Hybrid materials from both worlds – the biomolecular and the semiconductor one – will become an important branch in future material science. Their today applications are mainly in the area of biomolecular sensing. In a first approach MEMS devices will be developed that combine biochemical assay techniques with the miniaturizing potential of silicon manufacturing. Various sensor principles may be used for such systems like the gravimetric detection via surface acoustic waves. In a second step, the convergence of biomolecules and semiconductors in fully CMOS-integrated devices will allow for the realization of sensors and bioelectronic circuits with completely new functionalities.

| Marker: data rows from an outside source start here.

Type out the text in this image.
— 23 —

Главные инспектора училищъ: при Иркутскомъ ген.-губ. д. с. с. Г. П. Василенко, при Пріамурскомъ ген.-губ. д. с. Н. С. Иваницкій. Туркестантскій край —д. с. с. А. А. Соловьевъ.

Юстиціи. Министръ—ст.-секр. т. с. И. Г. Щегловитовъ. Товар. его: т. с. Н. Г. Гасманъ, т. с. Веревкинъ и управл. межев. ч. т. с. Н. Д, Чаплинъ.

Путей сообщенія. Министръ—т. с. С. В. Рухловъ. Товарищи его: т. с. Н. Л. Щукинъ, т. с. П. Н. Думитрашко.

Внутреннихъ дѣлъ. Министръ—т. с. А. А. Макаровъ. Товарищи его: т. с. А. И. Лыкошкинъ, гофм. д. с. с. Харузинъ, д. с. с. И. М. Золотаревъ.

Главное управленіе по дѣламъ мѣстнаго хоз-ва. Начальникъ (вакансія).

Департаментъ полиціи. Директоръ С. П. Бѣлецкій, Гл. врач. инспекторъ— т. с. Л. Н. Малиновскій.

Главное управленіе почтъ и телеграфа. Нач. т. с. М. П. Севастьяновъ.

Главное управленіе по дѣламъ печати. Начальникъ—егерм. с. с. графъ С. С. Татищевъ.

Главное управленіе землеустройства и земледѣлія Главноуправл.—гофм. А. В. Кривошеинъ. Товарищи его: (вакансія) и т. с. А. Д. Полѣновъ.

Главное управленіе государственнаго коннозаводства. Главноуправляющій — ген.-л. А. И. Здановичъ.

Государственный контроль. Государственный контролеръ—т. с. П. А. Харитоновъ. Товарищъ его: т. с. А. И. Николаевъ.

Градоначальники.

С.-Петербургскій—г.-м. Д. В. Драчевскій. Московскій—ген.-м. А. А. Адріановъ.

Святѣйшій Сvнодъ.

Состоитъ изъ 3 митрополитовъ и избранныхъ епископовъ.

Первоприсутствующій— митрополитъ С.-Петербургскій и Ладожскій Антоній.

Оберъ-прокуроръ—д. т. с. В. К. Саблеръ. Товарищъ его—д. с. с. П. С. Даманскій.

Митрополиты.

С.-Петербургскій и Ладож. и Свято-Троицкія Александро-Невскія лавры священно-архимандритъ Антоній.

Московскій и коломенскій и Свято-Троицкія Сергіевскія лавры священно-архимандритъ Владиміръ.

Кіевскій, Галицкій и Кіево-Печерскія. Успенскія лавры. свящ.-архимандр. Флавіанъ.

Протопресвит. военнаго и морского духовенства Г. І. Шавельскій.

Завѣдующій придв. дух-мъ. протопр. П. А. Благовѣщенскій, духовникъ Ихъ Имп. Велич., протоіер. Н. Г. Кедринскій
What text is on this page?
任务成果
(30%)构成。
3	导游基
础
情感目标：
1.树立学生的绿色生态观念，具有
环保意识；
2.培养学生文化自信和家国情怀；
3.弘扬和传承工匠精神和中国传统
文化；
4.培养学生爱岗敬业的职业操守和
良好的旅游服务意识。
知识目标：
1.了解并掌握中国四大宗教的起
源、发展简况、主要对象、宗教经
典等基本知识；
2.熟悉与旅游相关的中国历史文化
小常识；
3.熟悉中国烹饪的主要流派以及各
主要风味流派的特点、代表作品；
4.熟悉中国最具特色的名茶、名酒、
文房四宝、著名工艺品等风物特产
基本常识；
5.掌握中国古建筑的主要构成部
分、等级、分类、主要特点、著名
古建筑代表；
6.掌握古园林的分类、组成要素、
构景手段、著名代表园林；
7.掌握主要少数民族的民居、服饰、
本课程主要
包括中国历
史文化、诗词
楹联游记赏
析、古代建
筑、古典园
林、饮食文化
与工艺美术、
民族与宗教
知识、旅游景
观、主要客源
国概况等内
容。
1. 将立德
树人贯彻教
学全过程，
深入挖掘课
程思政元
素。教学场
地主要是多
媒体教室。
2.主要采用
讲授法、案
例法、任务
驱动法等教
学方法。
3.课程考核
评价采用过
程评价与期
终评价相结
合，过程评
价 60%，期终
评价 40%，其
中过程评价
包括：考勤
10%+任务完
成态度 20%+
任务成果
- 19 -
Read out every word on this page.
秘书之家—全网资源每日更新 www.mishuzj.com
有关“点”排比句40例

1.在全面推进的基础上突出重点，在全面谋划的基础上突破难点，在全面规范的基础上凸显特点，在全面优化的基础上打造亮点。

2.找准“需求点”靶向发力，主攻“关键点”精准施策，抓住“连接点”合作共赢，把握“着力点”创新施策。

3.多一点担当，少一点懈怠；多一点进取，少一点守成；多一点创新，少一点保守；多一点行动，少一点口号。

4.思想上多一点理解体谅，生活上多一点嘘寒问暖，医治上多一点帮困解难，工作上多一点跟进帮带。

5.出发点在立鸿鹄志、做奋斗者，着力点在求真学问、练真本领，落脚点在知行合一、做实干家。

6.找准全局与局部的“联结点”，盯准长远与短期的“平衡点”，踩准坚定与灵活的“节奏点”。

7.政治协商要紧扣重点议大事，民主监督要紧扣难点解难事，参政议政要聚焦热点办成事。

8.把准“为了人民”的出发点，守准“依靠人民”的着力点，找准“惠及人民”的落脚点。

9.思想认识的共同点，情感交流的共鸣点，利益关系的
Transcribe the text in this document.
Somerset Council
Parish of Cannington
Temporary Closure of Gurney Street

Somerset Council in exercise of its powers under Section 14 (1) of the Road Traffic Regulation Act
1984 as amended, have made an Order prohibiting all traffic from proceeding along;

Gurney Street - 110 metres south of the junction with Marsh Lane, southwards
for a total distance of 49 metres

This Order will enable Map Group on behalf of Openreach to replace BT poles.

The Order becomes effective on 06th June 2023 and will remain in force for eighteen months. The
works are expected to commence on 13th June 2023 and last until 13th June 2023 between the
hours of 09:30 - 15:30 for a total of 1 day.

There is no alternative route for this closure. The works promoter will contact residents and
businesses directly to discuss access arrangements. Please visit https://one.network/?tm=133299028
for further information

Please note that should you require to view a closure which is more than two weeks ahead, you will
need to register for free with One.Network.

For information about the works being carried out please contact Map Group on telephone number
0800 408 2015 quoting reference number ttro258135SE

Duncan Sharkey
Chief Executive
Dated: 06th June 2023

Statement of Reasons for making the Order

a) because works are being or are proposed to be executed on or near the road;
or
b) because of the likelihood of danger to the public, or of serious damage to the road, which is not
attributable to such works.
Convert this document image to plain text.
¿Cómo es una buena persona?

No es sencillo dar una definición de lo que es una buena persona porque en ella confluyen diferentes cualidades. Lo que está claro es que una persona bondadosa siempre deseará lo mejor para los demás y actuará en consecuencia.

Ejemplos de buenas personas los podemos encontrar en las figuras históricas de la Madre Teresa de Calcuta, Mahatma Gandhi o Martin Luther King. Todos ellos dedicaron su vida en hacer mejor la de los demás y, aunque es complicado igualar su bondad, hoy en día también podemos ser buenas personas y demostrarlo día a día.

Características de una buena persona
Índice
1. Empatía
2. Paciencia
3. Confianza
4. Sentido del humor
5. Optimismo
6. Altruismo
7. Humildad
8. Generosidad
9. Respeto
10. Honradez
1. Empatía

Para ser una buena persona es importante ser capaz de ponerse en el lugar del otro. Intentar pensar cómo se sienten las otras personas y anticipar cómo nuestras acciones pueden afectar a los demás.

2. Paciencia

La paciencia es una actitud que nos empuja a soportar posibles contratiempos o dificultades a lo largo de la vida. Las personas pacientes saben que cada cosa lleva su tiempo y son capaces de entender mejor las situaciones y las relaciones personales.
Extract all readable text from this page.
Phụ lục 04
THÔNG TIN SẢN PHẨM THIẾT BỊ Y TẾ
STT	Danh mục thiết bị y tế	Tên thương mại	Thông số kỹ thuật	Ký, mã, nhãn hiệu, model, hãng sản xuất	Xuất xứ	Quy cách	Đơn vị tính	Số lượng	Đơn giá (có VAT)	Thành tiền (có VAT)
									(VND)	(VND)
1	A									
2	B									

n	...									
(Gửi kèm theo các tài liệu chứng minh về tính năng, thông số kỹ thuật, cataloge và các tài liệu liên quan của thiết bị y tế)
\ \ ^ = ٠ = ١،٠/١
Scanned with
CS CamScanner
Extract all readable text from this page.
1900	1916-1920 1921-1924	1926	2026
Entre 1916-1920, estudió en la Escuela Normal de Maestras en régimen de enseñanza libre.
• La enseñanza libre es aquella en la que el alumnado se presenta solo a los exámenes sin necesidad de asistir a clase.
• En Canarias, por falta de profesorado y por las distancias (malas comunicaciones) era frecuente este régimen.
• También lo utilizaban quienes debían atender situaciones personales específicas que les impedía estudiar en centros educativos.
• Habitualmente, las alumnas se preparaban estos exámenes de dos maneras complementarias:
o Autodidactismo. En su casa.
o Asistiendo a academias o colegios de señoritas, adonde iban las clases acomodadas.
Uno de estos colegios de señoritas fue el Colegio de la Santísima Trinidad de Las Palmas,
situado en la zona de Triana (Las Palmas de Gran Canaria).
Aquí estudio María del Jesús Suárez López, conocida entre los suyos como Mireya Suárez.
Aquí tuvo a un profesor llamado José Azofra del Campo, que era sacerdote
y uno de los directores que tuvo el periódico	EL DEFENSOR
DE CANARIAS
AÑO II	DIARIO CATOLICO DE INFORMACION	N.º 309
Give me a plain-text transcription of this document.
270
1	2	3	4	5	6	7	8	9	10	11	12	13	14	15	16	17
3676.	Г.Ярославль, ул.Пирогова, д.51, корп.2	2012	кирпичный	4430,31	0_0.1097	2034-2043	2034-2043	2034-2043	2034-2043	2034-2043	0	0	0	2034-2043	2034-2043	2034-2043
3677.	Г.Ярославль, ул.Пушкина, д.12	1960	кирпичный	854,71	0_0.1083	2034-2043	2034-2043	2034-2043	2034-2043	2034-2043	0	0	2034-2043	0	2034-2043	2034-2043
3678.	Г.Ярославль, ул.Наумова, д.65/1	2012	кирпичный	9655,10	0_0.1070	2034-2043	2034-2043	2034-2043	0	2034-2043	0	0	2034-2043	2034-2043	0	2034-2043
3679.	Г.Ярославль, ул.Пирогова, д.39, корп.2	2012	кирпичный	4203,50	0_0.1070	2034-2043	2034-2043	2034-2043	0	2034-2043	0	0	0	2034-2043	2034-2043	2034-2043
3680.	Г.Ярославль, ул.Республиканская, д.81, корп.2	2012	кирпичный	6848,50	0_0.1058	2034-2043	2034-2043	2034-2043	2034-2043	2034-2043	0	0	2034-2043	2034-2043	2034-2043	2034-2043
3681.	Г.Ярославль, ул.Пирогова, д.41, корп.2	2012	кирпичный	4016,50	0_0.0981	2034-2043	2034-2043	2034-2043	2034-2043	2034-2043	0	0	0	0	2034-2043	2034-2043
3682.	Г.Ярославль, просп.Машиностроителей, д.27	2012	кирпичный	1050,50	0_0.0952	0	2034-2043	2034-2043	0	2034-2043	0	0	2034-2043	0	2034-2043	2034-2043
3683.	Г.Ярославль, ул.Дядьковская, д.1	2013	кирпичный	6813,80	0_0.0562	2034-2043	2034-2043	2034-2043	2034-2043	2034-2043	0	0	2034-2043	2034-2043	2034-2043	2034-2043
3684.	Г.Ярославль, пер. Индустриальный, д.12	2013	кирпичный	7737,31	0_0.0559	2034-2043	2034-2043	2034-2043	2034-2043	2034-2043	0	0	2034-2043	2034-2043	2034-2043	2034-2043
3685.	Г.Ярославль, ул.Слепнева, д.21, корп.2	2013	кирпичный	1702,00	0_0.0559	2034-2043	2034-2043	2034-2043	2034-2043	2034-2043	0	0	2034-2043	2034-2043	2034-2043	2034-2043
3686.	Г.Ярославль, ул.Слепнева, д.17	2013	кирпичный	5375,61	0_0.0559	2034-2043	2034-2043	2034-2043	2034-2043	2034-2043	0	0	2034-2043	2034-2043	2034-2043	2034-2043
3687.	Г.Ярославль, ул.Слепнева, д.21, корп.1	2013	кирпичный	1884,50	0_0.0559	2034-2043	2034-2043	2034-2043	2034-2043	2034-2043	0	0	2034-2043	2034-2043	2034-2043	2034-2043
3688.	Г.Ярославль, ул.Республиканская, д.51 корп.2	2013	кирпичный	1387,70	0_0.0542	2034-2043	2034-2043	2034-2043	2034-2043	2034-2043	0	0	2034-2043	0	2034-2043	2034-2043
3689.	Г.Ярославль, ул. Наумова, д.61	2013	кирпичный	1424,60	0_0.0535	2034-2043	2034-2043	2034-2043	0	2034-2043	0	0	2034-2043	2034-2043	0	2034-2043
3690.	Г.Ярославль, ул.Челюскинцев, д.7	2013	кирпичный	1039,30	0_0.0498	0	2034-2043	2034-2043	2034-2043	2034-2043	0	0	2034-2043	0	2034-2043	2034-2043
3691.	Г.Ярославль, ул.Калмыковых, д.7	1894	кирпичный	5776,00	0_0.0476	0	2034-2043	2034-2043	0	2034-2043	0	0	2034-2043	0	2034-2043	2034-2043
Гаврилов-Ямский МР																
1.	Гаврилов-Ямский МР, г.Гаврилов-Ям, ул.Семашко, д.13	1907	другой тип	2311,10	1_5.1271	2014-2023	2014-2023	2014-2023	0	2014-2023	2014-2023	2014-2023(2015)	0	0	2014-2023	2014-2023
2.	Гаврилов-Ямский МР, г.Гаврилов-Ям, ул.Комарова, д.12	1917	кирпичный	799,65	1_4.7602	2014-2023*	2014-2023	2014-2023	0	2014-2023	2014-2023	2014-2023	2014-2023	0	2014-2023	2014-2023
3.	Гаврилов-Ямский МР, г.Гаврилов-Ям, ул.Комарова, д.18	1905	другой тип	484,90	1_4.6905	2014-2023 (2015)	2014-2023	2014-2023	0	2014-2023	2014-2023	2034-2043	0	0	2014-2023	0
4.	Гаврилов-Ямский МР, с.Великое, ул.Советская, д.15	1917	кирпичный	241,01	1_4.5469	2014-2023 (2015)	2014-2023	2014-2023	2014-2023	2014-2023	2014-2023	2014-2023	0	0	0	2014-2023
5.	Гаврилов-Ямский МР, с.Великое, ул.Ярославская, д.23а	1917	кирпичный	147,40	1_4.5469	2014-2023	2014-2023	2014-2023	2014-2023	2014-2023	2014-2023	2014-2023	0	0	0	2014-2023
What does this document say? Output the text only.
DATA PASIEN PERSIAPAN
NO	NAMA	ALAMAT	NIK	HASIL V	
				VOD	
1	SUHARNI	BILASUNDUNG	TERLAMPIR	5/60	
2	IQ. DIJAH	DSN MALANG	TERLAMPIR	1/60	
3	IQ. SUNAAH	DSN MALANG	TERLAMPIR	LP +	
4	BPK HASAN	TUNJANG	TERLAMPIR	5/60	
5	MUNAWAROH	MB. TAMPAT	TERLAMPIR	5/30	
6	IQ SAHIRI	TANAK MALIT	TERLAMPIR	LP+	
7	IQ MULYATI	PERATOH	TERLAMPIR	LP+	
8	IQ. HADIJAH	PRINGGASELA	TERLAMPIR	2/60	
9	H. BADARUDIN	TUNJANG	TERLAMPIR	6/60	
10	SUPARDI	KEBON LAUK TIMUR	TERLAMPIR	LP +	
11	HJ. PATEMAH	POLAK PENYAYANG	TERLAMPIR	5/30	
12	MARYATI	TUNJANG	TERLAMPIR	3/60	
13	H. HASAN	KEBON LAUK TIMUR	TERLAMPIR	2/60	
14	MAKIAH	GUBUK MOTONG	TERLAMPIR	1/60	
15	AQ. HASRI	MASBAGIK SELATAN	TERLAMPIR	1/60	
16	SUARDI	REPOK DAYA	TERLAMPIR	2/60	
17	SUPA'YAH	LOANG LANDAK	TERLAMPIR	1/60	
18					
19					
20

Regarding the fundamental physics of future bioelectronic devices it is evident that the interface between biomolecules and semiconductors represents the main challenge for a convergence of both material worlds. Open questions are related to the transmission of information via the interface or the local control of biomolecular bonding. From the viewpoint of structural research the perspective is of interest, how the nanotemplating of semiconductor surfaces may enable a local control of biomolecular bonding. Such a technique would open the path for biophysical and other studies of molecular interaction between active biological species like proteins and their ligands. These questions are currently in the focus of modern life sciences after the sequenzing of the human and other genomes has deciphered the control centers of eucariot cells and it has to be elucidated, how the mechanics of the cell is operative in detail. Fascinating perspectives can be realized for this research field with modern CMOS semiconductor technology at hand .
First investigations have begun by using the currently performed transition of IHP technology down to the 130 nm lithography node. To give an example, the figure to the right displays an AFM-measured sub-nanometer topography that may be inscribed into standard Si wafers  and that may serve as a nanotemplate for subsequent immobilization protocols.